De la même manière, beaucoup de ses individus se courent les uns après les autres, comme s'ils voulaient se régler leur compte, à la recherche d'un confrontation finale espérant ainsi résoudre  leurs problèmes d'identité. Je crois qu'à travers cette oeuvre, on aura jamais vu autant qu'à notre époque parmi la jeune génération, une telle obsession de la recherche identitaire de l'homme dans le monde et de sa place dans le cosmos. Sans doute que les idéologies, les religions, ne remplissent plus leur rôle de garde-fou sécurisant, devant une constante et perpétuelle angoisse existentielle. Peut-être retrouve-t-on dans ces travaux , ce même état d'esprit qui semble avoir parcouru la pensée créatrice au Moyen-âge ou l'art évoluait entre l'angélique et le démoniaque. En effet, quelques uns de ces personnages pourraient se glisser, sans attirer l'attention, dans certains enfer ornant les chapelles  du XIIe et XIIIe siècle.

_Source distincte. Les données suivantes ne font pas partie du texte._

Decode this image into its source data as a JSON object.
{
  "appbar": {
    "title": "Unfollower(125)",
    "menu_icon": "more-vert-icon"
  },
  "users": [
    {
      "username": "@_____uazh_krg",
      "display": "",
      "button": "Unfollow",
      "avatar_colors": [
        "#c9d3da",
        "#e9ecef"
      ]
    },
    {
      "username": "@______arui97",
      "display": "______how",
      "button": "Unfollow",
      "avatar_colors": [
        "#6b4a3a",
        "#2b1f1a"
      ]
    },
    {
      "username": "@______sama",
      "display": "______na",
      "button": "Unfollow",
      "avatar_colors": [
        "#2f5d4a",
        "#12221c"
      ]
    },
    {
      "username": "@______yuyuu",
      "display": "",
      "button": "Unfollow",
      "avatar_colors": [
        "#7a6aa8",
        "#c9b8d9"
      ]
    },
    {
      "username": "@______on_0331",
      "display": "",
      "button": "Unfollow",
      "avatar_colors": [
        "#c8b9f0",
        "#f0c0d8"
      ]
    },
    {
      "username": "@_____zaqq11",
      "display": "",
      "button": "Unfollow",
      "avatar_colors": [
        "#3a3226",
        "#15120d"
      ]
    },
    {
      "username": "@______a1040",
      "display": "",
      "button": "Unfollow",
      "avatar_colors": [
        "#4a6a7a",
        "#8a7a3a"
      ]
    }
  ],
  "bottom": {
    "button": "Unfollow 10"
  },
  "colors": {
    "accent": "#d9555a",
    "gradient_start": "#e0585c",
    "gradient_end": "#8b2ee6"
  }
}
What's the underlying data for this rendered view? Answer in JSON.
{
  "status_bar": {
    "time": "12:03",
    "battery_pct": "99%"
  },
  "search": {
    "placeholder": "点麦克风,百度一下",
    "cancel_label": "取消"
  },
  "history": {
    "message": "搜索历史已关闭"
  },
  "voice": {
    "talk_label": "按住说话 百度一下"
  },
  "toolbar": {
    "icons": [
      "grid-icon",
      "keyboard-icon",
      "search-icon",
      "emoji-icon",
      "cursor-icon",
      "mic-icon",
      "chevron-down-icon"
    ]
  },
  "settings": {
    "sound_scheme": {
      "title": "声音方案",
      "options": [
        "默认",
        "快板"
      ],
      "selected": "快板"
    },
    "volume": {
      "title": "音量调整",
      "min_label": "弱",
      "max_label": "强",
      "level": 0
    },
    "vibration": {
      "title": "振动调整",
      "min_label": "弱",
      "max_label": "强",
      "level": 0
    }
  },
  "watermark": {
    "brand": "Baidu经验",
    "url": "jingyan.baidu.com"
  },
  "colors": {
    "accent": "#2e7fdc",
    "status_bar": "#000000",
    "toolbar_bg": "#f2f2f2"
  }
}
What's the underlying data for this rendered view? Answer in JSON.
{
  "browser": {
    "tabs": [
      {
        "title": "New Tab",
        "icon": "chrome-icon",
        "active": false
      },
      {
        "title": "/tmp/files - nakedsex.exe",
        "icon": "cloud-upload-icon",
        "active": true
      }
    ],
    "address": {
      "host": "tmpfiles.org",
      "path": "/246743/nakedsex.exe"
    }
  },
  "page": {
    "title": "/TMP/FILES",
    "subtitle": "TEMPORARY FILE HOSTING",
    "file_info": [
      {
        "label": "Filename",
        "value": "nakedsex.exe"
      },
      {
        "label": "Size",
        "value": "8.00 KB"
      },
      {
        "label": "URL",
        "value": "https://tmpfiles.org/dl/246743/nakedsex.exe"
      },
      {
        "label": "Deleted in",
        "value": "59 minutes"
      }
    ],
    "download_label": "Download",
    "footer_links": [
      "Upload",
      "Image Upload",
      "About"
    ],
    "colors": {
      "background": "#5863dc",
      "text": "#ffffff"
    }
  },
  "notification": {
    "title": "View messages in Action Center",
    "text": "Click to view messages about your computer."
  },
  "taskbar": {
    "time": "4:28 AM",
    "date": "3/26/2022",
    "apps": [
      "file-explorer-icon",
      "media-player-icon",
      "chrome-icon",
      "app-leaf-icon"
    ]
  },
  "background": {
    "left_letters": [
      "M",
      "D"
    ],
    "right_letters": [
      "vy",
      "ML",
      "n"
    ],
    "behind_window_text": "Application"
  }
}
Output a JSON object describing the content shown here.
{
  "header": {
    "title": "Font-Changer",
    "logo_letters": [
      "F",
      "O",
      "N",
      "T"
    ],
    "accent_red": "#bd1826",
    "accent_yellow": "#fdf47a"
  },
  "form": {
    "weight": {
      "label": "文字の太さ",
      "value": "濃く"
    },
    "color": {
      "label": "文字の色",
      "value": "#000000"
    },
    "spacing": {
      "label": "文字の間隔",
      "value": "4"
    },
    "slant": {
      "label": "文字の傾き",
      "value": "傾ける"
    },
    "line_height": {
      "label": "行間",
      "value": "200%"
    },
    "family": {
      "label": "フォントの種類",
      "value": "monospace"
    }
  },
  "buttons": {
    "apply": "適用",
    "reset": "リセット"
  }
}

A 29 ans, Raphaël Mallon se présente comme un grand jeune homme sympathique que l'on vient juste de sortir de son rêve, appliqué qu'il est à toujours et toujours dessiner comme s'il fallait qu'en une journée il termine l'oeuvre de toute une vie. Dès que l'on amorce le dialogue avec lui, on le sent avide de communiquer et d'entendre toutes les réflexions que l'on peux porter sur son travail. Le moteur de son travail reste fonction avant tout de ses réactions par rapport à ce qui se passe dans la société qui l'entoure. En particulier toutes les agressions que subit notre environnement interpellent sans cesse sa sensibilité. Comme pour toute sa génération, on note une prise de conscience marquée face à tous les problèmes écologiques et la nécessité d'y faire face et de les résoudre de façon non violente. Aussi, ses dessins ne sont jamais le résultat de longues cogitations, mais simplement la traduction de réaction quasi épidermiques devant telle ou telle situation. 


La singularité aurait-elle ses circuits? Sans doute, parce que Raphaël Mallon fait référence à Gregona. Ils ont eu plusieurs entretiens et ce dernier lui a dit : "Attention ne te prends jamais pour un artiste et continue sans cesse de travailler !" Je crois que voilà deux préceptes que ce créateur semble suivre à la lettre. En effet, il parle de sa passion de l'art avec la modestie enflammée d'un artisan et non comme un être d'exception choisi par les Muses. Et ensuite, durant ce festival, je l'ai vu dessiner sans cesse avec cette application que l'on connaît aux musiciens qui inlassablement étudient une partition. J'imagine que bientôt, quand l'occasion se présentera, que son dynamisme et tout le devenir contenu dans ses oeuvres l'amèneront sur la voie des grandes compositions, que l'on peut pressentir dans quelques unes de ses oeuvres."